Jenifer também visitaria o Centro Desportivo Municipal (CDM), para onde os corpos de vítimas foram encaminhados. Há amigos dela desaparecidos. Jenifer soube que metade de uma turma de agronomia morreu.

Pelo Facebook, a comunidade universitária de Santa Maria, que abriga mais de 10 instituições de ensino superior, tenta fazer sua parte. Eles pedem doações de água mineral, álcool em gel, papel higiênico, barras de cereal e luvas descartáveis. Clamam ainda às farmácias da região por medicamentos como captopril, clonazepam, diazepam e paracetamol. Prefeitos de cidades vizinhas disponibilizaram alojamentos para familiares de vítimas e feridos.

No sétimo período de arquitetura e urbanismo no Centro Universitário Franciscano (Unifra), Jenifer também está indignada. Não admite o fato de a boate Kiss não cumprir a NBR 9077, da Associação Brasileira de Normas Técnicas (ABNT), sobre saídas de emergência em edifícios. “A boate também estava com a licença vencida e alguns extintores não estavam funcionando. É um absurdo saber disso”, desabafou.

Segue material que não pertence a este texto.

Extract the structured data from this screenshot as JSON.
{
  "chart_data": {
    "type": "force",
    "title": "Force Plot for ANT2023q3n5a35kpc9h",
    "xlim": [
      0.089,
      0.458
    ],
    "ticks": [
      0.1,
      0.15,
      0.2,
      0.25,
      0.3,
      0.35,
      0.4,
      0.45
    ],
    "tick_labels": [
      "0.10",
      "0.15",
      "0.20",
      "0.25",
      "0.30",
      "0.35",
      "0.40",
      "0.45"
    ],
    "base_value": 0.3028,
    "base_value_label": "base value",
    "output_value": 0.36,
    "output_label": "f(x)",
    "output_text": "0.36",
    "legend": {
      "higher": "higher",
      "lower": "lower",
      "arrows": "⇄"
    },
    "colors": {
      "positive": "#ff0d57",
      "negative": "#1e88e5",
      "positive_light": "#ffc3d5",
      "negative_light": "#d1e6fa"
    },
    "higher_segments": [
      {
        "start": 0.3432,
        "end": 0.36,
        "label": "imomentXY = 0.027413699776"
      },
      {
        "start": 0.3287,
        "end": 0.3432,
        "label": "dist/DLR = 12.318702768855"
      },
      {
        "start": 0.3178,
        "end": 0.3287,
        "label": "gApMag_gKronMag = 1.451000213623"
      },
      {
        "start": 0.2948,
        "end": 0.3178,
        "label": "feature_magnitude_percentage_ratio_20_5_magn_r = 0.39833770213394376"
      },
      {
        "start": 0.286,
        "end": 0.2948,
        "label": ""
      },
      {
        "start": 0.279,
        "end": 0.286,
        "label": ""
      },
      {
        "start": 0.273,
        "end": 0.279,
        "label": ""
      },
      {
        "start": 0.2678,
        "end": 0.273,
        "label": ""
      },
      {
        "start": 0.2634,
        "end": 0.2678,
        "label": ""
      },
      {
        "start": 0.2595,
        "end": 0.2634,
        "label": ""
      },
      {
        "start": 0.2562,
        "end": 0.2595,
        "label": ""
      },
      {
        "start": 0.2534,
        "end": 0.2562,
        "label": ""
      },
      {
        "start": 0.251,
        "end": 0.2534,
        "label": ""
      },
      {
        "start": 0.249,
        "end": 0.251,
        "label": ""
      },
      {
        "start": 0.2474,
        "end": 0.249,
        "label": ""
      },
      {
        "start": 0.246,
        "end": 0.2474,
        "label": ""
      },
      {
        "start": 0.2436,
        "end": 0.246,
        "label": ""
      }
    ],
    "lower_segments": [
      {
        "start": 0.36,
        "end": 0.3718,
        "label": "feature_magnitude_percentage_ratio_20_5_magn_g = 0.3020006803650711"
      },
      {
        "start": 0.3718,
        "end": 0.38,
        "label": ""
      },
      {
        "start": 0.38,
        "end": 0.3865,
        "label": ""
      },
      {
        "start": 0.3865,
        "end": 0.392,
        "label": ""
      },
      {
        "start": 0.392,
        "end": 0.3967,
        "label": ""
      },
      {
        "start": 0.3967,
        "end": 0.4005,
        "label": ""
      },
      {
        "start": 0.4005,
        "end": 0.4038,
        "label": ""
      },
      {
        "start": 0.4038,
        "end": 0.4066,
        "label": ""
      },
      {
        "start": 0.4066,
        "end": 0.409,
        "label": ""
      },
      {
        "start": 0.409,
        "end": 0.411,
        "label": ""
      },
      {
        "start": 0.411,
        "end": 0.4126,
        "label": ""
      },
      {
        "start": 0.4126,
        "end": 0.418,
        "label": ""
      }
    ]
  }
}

Nas redes sociais, os universitários da cidade se mobilizaram e organizam, na noite desta segunda-feira (28), a Caminhada da Paz. No Facebook, onde o evento foi criado, 1.702 pessoas já haviam confirmado presença. A ideia é que todos vão vestidos de branco e segurando uma vela, com saída prevista da Praça Saldanha Marinho até o CDM, para o velório coletivo.